The halt means Lockheed delivered fewer F-35s than the 148 contractually required in 2022, Defense News website reported.
“We were on track to meet our delivery commitment” before the F-35B mishap on Dec. 15, Lockheed spokeswoman Laura Siebert told Defense News. “However, given the delivery pause, we delivered 141 aircraft” this year.
The Pentagon and Lockheed Martin also announced Friday they finalized a contract worth up to $30 billion to deliver up to 398 F-35s for US and international customers over the program’s next three lots, from lots 15 through 17. However, the contract only guarantees lots 15 and 16, with an option for lot 17.
The contract will also include the first F-35s for Belgium, Finland and Poland, Lockheed said in a release.

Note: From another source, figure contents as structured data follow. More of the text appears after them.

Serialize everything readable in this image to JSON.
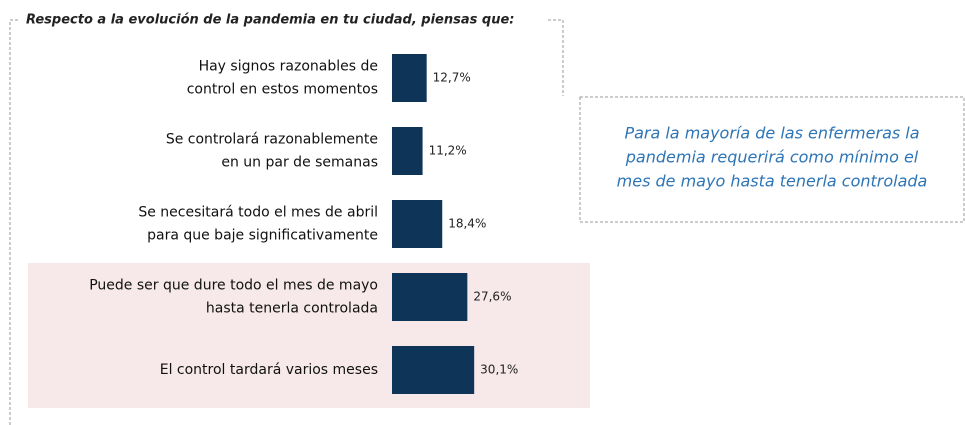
{
  "chart_data": {
    "type": "bar",
    "orientation": "horizontal",
    "title": "Respecto  a la evolución de la pandemia en tu ciudad, piensas que:",
    "categories": [
      [
        "Hay signos razonables de",
        "control en estos momentos"
      ],
      [
        "Se controlará razonablemente",
        "en un par de semanas"
      ],
      [
        "Se necesitará todo el mes de abril",
        "para que baje significativamente"
      ],
      [
        "Puede ser que dure todo el mes de mayo",
        "hasta tenerla controlada"
      ],
      [
        "El control tardará varios meses"
      ]
    ],
    "values": [
      12.7,
      11.2,
      18.4,
      27.6,
      30.1
    ],
    "value_labels": [
      "12,7%",
      "11,2%",
      "18,4%",
      "27,6%",
      "30,1%"
    ],
    "color": "#0e3457",
    "annotation": [
      "Para la mayoría de las enfermeras la",
      "pandemia requerirá como mínimo el",
      "mes de mayo hasta tenerla controlada"
    ]
  }
}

Siebert said Lockheed halted acceptance flights after the Dec. 15 mishap “out of an abundance of caution.” And because those flights must happen before the delivery of newly built F-35s, it had the effect of halting deliveries as well.
Lockheed has since continued to build new F-35s at Air Force Plant 4 in Fort Worth, Texas, the main facility for building the fifth-generation fighters. But through the latter half of December, those newly completed F-35s stayed on the ground.
Siebert said nine new F-35s are now awaiting acceptance flights and deliveries.
Video of the Dec. 15 mishap, which went viral on social media, showed the F-35B hovering not far above the ground before descending, bouncing once and tipping forward. Its nose and wing touch the ground, and it starts to spin around. The pilot safely ejected.